Breakdown and current-voltage characteristics of DC micro-slit discharges in carbon dioxide

Abstract

The breakdown voltage and current–voltage characteristics are essential parameters for understanding microplasma discharges and for optimal design of microplasma reactors. A metal–dielectric–metal sandwich configuration, consisting of two molybdenum foils with slit openings of different lengths at the anode, separated by mica layers of different thicknesses d, was used in this study. The measurements were performed in carbon dioxide under pressures from 4 to 40 Torr. It was found that although breakdown curves in carbon dioxide generally follow the conventional Paschen’s law, significant deviations occurred for the different cases in this study.
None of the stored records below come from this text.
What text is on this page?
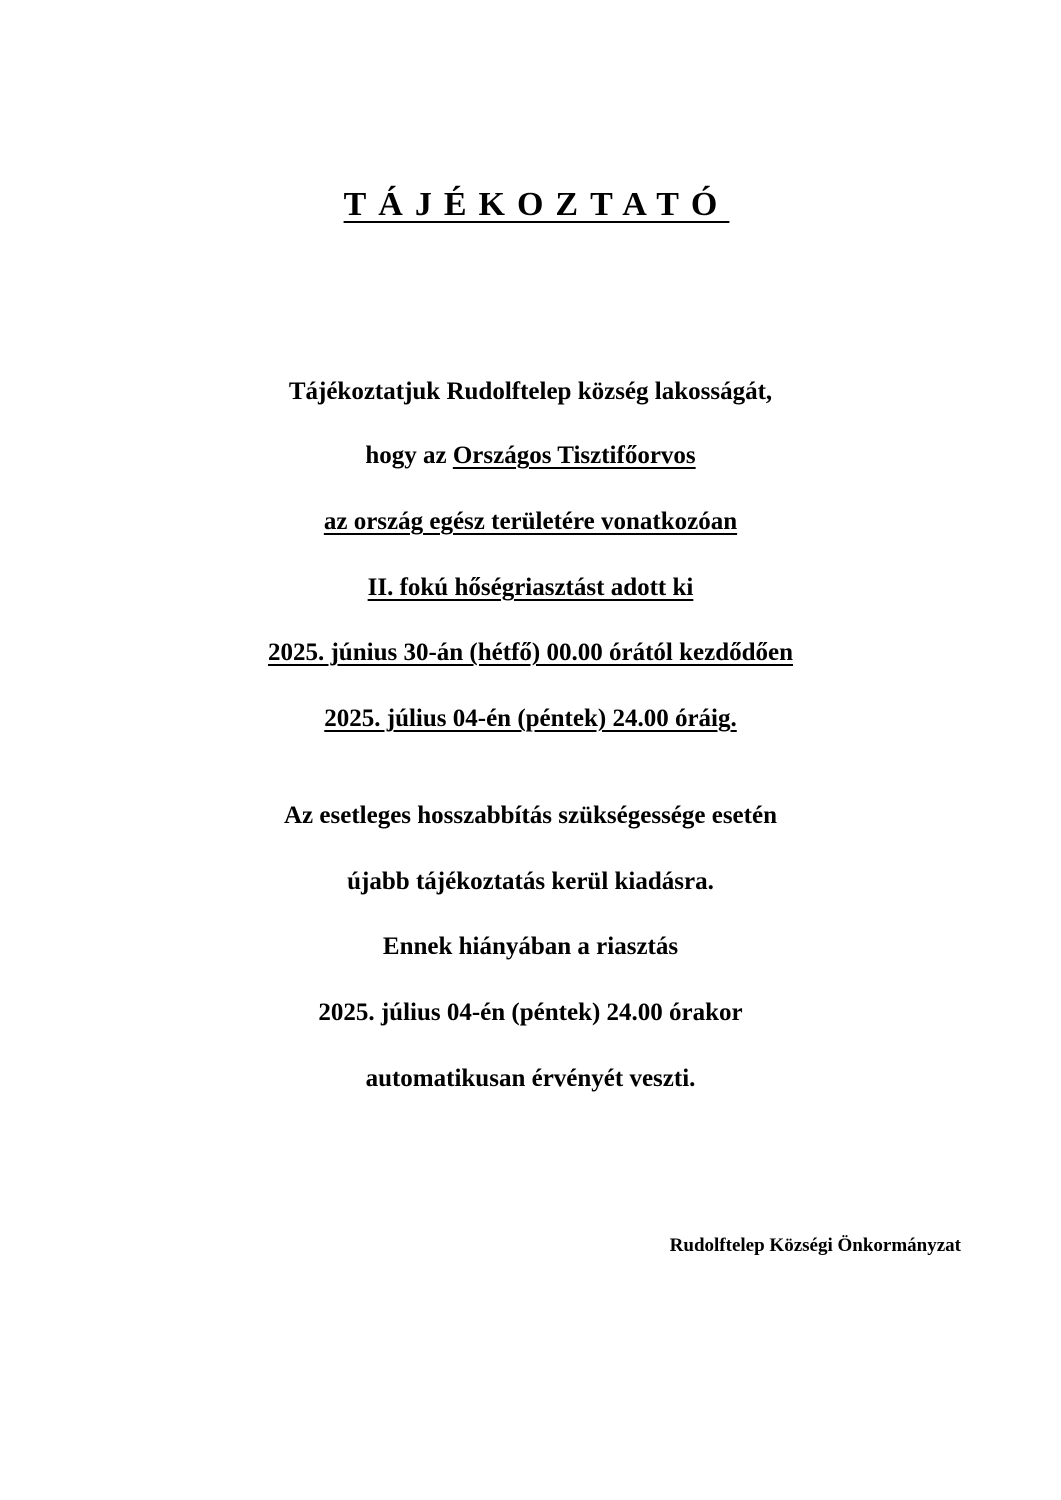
TÁJÉKOZTATÓ
Tájékoztatjuk Rudolftelep község lakosságát,
hogy az Országos Tisztifőorvos
az ország egész területére vonatkozóan
II. fokú hőségriasztást adott ki
2025. június 30-án (hétfő) 00.00 órától kezdődően
2025. július 04-én (péntek) 24.00 óráig.
Az esetleges hosszabbítás szükségessége esetén
újabb tájékoztatás kerül kiadásra.
Ennek hiányában a riasztás
2025. július 04-én (péntek) 24.00 órakor
automatikusan érvényét veszti.
Rudolftelep Községi Önkormányzat
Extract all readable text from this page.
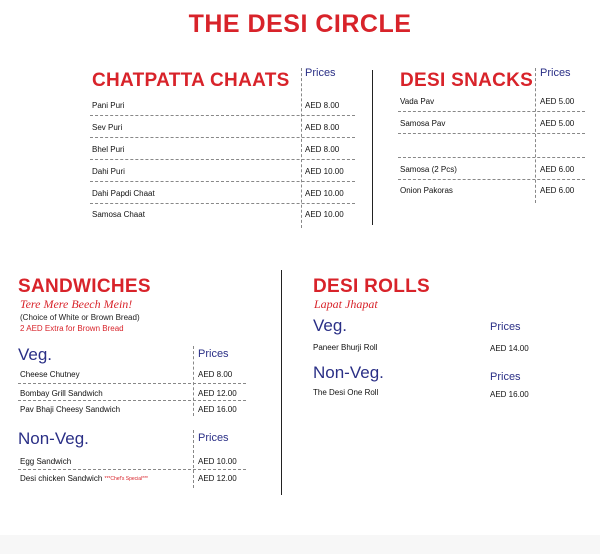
THE DESI CIRCLE
CHATPATTA CHAATS Prices
Pani Puri	AED 8.00
Sev Puri	AED 8.00
Bhel Puri	AED 8.00
Dahi Puri	AED 10.00
Dahi Papdi Chaat	AED 10.00
Samosa Chaat	AED 10.00
DESI SNACKS Prices
Vada Pav	AED 5.00
Samosa Pav	AED 5.00
Samosa (2 Pcs)	AED 6.00
Onion Pakoras	AED 6.00
SANDWICHES
Tere Mere Beech Mein!
(Choice of White or Brown Bread)
2 AED Extra for Brown Bread
Veg.	Prices
Cheese Chutney	AED 8.00
Bombay Grill Sandwich	AED 12.00
Pav Bhaji Cheesy Sandwich	AED 16.00
Non-Veg.	Prices
Egg Sandwich	AED 10.00
Desi chicken Sandwich ***Chef's Special***	AED 12.00
DESI ROLLS
Lapat Jhapat
Veg.	Prices
Paneer Bhurji Roll	AED 14.00
Non-Veg.	Prices
The Desi One Roll	AED 16.00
The deviations may be due to the non-uniformity of electric field and the loss of charge carriers by diffusion to the inner wall of the slit. Current–voltage characteristics of the micro-slit discharge for different slit lengths and different pressures are presented. For a single-slit discharge, current–voltage curves are characterized by a positive slope, and the slopes decrease with increasing slit length and operating pressure. For the micro-slit array discharge, the sawtooth shape of the increasing current branch of the current–voltage curve is shown to be due to the change in the number of individual discharges and redistribution of current in the ignited opening slits. The formation of a stable discharge for the micro-slit array without individual ballasting allows the construction of large area, thin plasma sources for dissociation of carbon dioxide.